I tried a simple one and it worked, but a puzzlement. Does it Only
test what you've hard-coded? That is, here is a simple test:
def doubler(inp):
'''Return a doubled number or string
>>> doubler(24)
48
>>> doubler('zark')
'zarkzark'
'''
return inp * 2
This works on 24 or 'zark' as input when I run
C:\Python33\Jimprogs>python -m doctest
"C:/python33/jimprogs/docstringtest.py" --verbose'
and doctest prints:
48
zarkzark
And it fails if I put 'this doesn't work' as the return value of the function:
1 items had failures:
2 of 2 in docstringtest.
***Test Failed*** 2 failures.
Although that doesn't tell me much.
But it also works on different input --> 189 and 'plantagenet,' to print:
378
plantagenetplantagenet
It's odd to me that it doesn't fail on what I haven't hardcoded.

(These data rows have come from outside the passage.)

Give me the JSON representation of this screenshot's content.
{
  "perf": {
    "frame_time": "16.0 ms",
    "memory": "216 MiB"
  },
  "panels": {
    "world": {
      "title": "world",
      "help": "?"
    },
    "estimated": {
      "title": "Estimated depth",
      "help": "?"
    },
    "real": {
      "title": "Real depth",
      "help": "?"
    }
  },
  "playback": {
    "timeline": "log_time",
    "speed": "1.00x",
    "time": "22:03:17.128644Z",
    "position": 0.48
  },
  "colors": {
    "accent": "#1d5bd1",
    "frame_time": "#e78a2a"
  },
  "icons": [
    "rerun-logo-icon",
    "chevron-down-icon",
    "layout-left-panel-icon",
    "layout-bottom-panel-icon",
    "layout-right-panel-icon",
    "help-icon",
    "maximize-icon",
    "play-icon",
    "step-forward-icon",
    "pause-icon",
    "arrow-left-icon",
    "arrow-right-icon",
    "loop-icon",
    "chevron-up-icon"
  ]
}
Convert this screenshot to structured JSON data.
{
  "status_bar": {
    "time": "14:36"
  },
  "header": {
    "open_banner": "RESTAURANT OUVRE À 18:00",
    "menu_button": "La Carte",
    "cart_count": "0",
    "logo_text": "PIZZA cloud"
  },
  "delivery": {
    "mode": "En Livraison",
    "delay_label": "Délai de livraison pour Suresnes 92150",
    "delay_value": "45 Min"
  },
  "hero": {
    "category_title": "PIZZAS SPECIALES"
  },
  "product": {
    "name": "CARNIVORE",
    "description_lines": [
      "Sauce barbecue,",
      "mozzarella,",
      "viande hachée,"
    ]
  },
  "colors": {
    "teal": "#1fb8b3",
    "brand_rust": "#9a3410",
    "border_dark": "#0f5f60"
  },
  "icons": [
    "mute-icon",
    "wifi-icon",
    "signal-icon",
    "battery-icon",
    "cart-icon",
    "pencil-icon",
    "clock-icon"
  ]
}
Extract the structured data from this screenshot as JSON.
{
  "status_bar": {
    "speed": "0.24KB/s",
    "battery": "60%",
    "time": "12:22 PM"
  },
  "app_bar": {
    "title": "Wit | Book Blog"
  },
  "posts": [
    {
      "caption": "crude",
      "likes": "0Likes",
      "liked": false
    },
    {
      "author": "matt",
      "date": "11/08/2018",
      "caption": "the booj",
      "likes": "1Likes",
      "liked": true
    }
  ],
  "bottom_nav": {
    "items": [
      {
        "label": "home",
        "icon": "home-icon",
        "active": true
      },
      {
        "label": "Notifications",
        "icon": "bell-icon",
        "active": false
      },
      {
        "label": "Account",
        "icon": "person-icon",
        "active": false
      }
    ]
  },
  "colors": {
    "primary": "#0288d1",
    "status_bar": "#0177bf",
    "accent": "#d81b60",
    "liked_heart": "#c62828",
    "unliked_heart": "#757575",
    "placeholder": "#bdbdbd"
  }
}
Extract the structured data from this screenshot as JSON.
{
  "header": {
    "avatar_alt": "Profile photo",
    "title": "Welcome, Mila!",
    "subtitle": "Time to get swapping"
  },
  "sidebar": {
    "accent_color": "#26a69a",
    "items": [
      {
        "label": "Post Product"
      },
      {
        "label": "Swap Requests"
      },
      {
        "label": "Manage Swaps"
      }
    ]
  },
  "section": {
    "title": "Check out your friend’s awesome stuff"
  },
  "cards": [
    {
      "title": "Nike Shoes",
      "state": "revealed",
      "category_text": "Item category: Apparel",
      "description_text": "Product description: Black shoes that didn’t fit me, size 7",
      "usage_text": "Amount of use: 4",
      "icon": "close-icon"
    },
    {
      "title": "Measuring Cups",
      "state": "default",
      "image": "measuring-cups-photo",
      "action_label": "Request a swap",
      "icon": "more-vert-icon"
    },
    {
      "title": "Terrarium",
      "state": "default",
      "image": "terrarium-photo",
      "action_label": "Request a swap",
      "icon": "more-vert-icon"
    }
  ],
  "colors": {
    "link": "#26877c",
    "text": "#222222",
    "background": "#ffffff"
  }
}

I don't see how docstring could figure what I might be doing, so I
assume that although it returns anything valid, it Only tests on the
hardcoded values, 24 and 'zark'. Is this correct? In which case it
seems like a lot of hard coding would be needed unless you tested only
endpoints or what might be problematic.
Or is it doing something more?
--
Jim
Every time I buy "As Seen on TV" it turns out to be junk.